一声惊叫划破暴雨笼罩的寂静,秋雨打落一地桂花,有些熟透的柿子掉在地上流淌出汁水,空气里混着泥土与谷物的清香。
池宜被这一声吵醒,还以为自己听到了谁的梦话。
一夜之间,全瓦镇放在床榻边的鞋子都被偷了——除了池宜。
此刻,唯一幸存下来的鞋子被池宜安安稳稳地穿在脚上。
此刻,街巷早已乱作一团,滂沱雨声里,斥骂声、抱怨声、叫嚷声搅成一片,顺着雨雾飘出老远。
“天杀的小贼!连鞋子都偷!我那新纳的布鞋还没穿几日呢!”
“我家娃儿今早光着脚哭着不肯出门,这雨这么大,踩在地上凉得刺骨!”
“真是邪门了!全镇这么多户,怎么就一双不剩?难不成是长了腿自己跑了?”
“我看就是成心的!专挑咱们老百姓的东西下手,缺德到家了!”
“他祖宗多少双脚啊,穿得着这么多鞋吗!”
老人们拄着拐杖站在门口跺脚叹气,妇人叉着腰在檐下连声控诉,汉子们则皱着眉四处搜寻,脚下踩着湿冷的地面,脸色个个难看。
哦,对。
松时生也没有鞋穿。
松时生随手拿出一双鞋子,仿佛没发生过般的云淡风轻,把鞋袜穿好。
“你不觉得,很诡异吗?偏偏不偷我的鞋。
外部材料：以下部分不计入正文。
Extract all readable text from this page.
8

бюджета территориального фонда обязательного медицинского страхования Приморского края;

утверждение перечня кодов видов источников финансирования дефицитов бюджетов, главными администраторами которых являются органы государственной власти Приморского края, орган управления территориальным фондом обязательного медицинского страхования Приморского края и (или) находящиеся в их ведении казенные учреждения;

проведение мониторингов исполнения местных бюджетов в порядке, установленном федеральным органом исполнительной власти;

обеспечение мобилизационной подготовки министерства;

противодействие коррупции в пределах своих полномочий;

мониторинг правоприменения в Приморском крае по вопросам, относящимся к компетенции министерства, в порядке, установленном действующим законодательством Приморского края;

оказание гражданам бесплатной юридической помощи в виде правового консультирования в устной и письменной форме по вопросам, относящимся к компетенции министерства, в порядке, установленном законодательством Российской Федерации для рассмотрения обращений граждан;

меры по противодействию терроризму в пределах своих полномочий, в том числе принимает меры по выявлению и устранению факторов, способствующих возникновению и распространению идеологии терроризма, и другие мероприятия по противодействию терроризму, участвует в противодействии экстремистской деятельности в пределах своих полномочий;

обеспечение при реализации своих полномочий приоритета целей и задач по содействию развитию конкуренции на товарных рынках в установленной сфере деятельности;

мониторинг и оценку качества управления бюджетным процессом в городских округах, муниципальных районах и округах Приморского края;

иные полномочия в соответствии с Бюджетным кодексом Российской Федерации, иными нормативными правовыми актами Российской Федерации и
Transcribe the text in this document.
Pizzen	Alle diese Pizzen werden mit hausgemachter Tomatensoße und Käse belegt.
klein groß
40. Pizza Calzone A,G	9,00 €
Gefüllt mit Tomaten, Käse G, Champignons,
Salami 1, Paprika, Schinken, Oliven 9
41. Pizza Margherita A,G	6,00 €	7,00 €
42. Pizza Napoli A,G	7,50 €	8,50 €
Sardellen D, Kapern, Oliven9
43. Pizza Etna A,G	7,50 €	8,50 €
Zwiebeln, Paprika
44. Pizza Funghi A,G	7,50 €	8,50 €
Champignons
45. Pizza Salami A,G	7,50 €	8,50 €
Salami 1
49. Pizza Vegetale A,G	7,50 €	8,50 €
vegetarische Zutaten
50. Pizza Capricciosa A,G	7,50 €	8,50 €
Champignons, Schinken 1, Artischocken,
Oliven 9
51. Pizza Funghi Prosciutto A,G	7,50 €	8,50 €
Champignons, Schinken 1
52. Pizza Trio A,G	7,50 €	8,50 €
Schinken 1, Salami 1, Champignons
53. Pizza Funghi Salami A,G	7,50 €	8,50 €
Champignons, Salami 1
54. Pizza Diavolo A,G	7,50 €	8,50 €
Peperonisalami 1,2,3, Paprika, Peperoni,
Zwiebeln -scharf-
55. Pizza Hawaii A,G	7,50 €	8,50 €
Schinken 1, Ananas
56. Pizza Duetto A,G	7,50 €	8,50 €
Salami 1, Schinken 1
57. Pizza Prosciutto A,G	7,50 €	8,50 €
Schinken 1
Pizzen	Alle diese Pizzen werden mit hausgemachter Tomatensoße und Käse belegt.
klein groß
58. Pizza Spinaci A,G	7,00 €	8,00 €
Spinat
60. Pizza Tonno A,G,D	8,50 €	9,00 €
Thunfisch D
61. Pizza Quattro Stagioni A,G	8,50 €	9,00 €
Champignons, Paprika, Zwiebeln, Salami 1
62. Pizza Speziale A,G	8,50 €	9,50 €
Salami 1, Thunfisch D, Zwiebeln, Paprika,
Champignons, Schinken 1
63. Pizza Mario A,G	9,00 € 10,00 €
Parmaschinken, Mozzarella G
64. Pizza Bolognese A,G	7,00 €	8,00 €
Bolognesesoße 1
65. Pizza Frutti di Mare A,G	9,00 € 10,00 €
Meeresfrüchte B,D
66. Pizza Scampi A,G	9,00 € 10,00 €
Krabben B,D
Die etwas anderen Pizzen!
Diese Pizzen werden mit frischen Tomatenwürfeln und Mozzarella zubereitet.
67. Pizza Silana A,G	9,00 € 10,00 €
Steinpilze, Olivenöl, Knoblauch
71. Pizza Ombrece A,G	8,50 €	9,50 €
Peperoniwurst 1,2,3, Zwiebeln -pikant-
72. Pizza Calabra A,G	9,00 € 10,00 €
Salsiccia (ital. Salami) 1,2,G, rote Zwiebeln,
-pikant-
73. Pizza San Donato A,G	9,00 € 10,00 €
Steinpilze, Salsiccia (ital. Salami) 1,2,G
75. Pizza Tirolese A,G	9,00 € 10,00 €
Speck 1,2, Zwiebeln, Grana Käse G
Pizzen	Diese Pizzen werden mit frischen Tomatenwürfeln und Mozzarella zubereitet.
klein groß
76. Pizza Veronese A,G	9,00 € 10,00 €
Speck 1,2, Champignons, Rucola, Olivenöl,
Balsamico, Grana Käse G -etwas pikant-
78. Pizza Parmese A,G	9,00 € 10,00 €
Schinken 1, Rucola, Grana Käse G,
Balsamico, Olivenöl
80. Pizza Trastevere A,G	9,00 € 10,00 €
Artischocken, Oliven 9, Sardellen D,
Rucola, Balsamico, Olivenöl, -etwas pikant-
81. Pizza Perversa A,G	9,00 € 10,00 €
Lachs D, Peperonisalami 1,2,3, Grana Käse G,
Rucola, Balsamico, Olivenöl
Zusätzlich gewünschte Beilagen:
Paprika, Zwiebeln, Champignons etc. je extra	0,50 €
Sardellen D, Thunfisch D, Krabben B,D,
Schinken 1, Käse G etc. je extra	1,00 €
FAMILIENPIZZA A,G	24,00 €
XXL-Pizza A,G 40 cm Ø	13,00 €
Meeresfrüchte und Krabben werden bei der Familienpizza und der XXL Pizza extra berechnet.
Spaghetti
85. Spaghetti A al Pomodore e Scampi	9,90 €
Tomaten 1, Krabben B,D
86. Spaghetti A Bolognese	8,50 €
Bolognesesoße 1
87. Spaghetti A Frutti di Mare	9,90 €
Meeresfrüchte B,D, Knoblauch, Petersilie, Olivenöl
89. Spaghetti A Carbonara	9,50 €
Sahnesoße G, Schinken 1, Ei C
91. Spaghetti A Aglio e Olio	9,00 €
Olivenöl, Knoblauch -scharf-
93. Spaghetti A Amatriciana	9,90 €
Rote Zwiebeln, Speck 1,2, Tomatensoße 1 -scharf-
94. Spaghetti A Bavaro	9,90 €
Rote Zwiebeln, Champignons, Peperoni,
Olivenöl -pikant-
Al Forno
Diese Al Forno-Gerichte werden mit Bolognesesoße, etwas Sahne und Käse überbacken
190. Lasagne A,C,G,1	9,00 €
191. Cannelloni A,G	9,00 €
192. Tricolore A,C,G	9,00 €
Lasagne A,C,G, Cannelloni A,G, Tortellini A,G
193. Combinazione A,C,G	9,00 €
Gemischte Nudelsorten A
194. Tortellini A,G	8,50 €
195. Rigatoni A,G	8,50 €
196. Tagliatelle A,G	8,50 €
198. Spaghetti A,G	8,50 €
”
池宜抱剑倚窗,透过缝隙飘进来雨丝还夹杂着街边各式各样的糕点饼子的香气,虽然她如今味觉失灵,仍耐不住肚子空空,一时间竟有些胃疼。
“小二。”
脚步声很快过来,池宜隔着门板随口报菜:“两碟小炒,一盅白粥,街边把热乎的糕点各买两样,一并送上来。”
“好嘞客官!”
不多时,饭菜糕点就摆满了一桌,白粥冒着热气,菜香混着甜香弥漫开来。
池宜拉过椅子坐下,拿起瓷勺舀了口粥,目光却不自觉落在松时生身上。
他执筷的手骨节分明,夹菜时动作轻缓,可唯独对着那碟姜丝小炒,筷子绕了几次,终究是偏了方向。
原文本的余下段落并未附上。